On the performance of two-sided MPI, MPI-3 RMA and SHMEM in a Lagrangian particle cluster algorithm
Matthias Frey, Douglas Shanks, Steven Böing, Rui F. G. Apóstolo
TL;DR
This work addresses merging small Lagrangian parcels in an $N$-body context by performing a $k=1$ nearest-neighbour search in $3$-D space and two-stage directed graph pruning. It systematically compares three distributed-memory models—MPI two-sided, MPI-3 RMA, and SHMEM—within the EPIC-based parcel clustering framework.
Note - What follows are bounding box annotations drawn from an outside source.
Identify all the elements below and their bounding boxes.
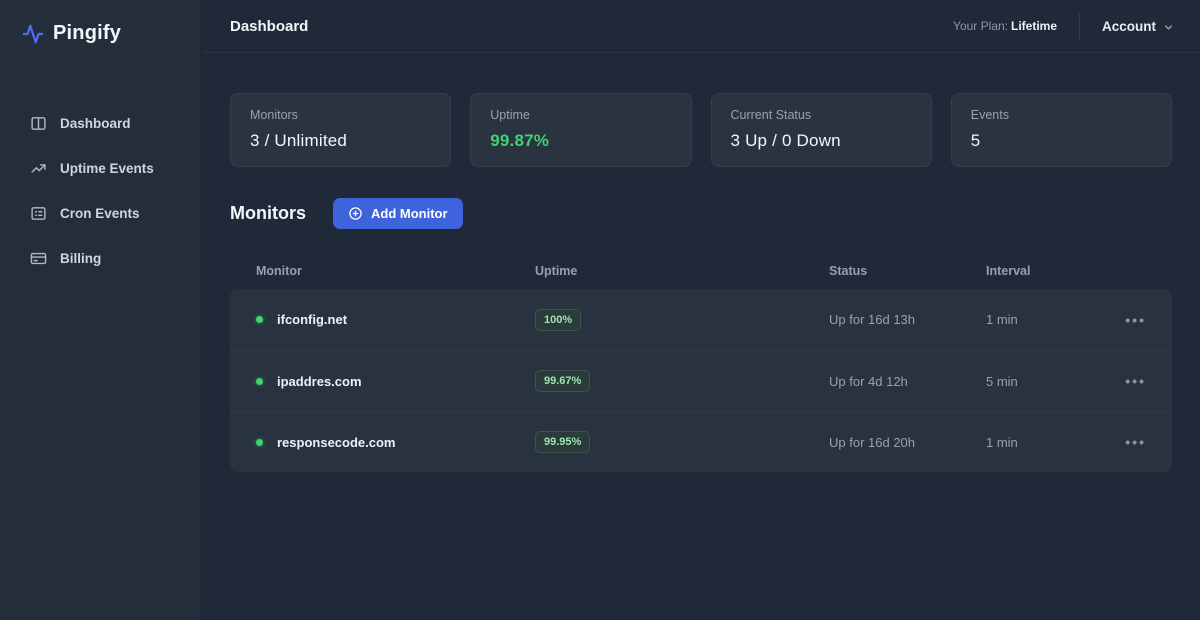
row-menu-button[interactable]: ••• <box>1100 374 1146 388</box>
add-monitor-button[interactable]: Add Monitor <box>333 198 463 229</box>
status-cell: Up for 4d 12h <box>829 374 986 389</box>
top-bar: Dashboard Your Plan:Lifetime Account <box>202 0 1200 53</box>
row-menu-button[interactable]: ••• <box>1100 435 1146 449</box>
stat-card-events: Events 5 <box>951 93 1172 167</box>
uptime-badge: 100% <box>535 309 581 331</box>
sidebar-item-label: Billing <box>60 251 101 266</box>
table-header-row: Monitor Uptime Status Interval <box>230 253 1172 289</box>
stat-label: Monitors <box>250 108 431 122</box>
monitors-section-header: Monitors Add Monitor <box>230 198 1172 229</box>
column-header-uptime: Uptime <box>535 264 829 278</box>
table-body: ifconfig.net 100% Up for 16d 13h 1 min •… <box>230 289 1172 472</box>
top-bar-right: Your Plan:Lifetime Account <box>953 13 1174 39</box>
monitors-table: Monitor Uptime Status Interval ifconfig.… <box>230 253 1172 472</box>
stat-label: Events <box>971 108 1152 122</box>
stat-value: 3 Up / 0 Down <box>731 131 912 151</box>
trending-up-icon <box>30 160 47 177</box>
table-row[interactable]: ipaddres.com 99.67% Up for 4d 12h 5 min … <box>230 350 1172 411</box>
stat-label: Uptime <box>490 108 671 122</box>
uptime-badge: 99.95% <box>535 431 590 453</box>
stat-card-monitors: Monitors 3 / Unlimited <box>230 93 451 167</box>
sidebar-item-label: Uptime Events <box>60 161 154 176</box>
monitor-cell: ipaddres.com <box>256 374 535 389</box>
pulse-activity-icon <box>22 23 44 45</box>
brand-name: Pingify <box>53 22 121 45</box>
stat-value: 99.87% <box>490 131 671 151</box>
sidebar-item-cron-events[interactable]: Cron Events <box>22 191 183 236</box>
monitor-cell: ifconfig.net <box>256 312 535 327</box>
credit-card-icon <box>30 250 47 267</box>
stat-label: Current Status <box>731 108 912 122</box>
stat-cards: Monitors 3 / Unlimited Uptime 99.87% Cur… <box>230 93 1172 167</box>
table-row[interactable]: ifconfig.net 100% Up for 16d 13h 1 min •… <box>230 289 1172 350</box>
account-label: Account <box>1102 19 1156 34</box>
uptime-badge: 99.67% <box>535 370 590 392</box>
row-menu-button[interactable]: ••• <box>1100 313 1146 327</box>
app-root: Pingify Dashboard Uptime Events Cron Eve… <box>0 0 1200 620</box>
monitor-name: ipaddres.com <box>277 374 362 389</box>
page-title: Dashboard <box>230 18 308 35</box>
status-up-dot <box>256 316 263 323</box>
chevron-down-icon <box>1163 22 1174 33</box>
plan-label: Your Plan: <box>953 19 1008 33</box>
content: Monitors 3 / Unlimited Uptime 99.87% Cur… <box>202 53 1200 472</box>
add-monitor-label: Add Monitor <box>371 206 448 221</box>
plus-circle-icon <box>348 206 363 221</box>
column-header-monitor: Monitor <box>256 264 535 278</box>
plan-value: Lifetime <box>1011 19 1057 33</box>
monitor-name: ifconfig.net <box>277 312 347 327</box>
status-up-dot <box>256 439 263 446</box>
sidebar: Pingify Dashboard Uptime Events Cron Eve… <box>0 0 202 620</box>
sidebar-item-label: Cron Events <box>60 206 140 221</box>
main-area: Dashboard Your Plan:Lifetime Account Mon… <box>202 0 1200 620</box>
sidebar-item-uptime-events[interactable]: Uptime Events <box>22 146 183 191</box>
stat-value: 3 / Unlimited <box>250 131 431 151</box>
status-up-dot <box>256 378 263 385</box>
plan-info: Your Plan:Lifetime <box>953 19 1057 33</box>
uptime-cell: 99.67% <box>535 370 829 392</box>
interval-cell: 1 min <box>986 312 1100 327</box>
uptime-cell: 99.95% <box>535 431 829 453</box>
monitor-name: responsecode.com <box>277 435 396 450</box>
schedule-list-icon <box>30 205 47 222</box>
top-bar-divider <box>1079 13 1080 39</box>
interval-cell: 5 min <box>986 374 1100 389</box>
sidebar-item-billing[interactable]: Billing <box>22 236 183 281</box>
status-cell: Up for 16d 13h <box>829 312 986 327</box>
stat-value: 5 <box>971 131 1152 151</box>
uptime-cell: 100% <box>535 309 829 331</box>
column-header-status: Status <box>829 264 986 278</box>
sidebar-nav: Dashboard Uptime Events Cron Events Bill… <box>22 101 183 281</box>
interval-cell: 1 min <box>986 435 1100 450</box>
monitor-cell: responsecode.com <box>256 435 535 450</box>
stat-card-uptime: Uptime 99.87% <box>470 93 691 167</box>
account-menu-button[interactable]: Account <box>1102 19 1174 34</box>
sidebar-item-label: Dashboard <box>60 116 131 131</box>
column-header-interval: Interval <box>986 264 1100 278</box>
columns-layout-icon <box>30 115 47 132</box>
sidebar-item-dashboard[interactable]: Dashboard <box>22 101 183 146</box>
table-row[interactable]: responsecode.com 99.95% Up for 16d 20h 1… <box>230 411 1172 472</box>
status-cell: Up for 16d 20h <box>829 435 986 450</box>
brand-logo[interactable]: Pingify <box>22 18 183 45</box>
stat-card-current-status: Current Status 3 Up / 0 Down <box>711 93 932 167</box>
monitors-section-title: Monitors <box>230 203 306 224</box>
The study finds that MPI P2P generally provides robust, scalable performance across interconnects, while SHMEM's performance is highly network-dependent and MPI-3 RMA's scalability depends on workload balance; results are sensitive to 4-byte data transfers and interconnect bandwidth/latency. The authors discuss the limitations of epoch-based RMA usage and suggest avenues for optimization, such as single-epoch strategies per pruning stage and alternative communication approaches, with implications for large-scale geophysical fluid simulations.
Abstract
In this paper, we compare the parallel performance of three distributed-memory communication models for a cluster algorithm based on a nearest neighbour search algorithm for N-body simulations. The nearest neighbour is defined by the Euclidean distance in three-dimensional space. The resulting directed nearest neighbour graphs that are used to define the clusters are pruned in an iterative procedure where we use either point-to-point message passing interface (MPI), MPI-3 remote memory access (RMA), or SHMEM communication. The original algorithm has been developed and implemented as part of the elliptical parcel-in-cell (EPIC) method targeting geophysical fluid flows. The parallel scalability of the algorithm is discussed by means of an artificial and a standard fluid dynamics test case. Performance measurements were carried out on three different computing systems with InfiniBand FDR, Hewlett Packard Enterprise (HPE) Slingshot 10 or HPE Slingshot 200 interconnect.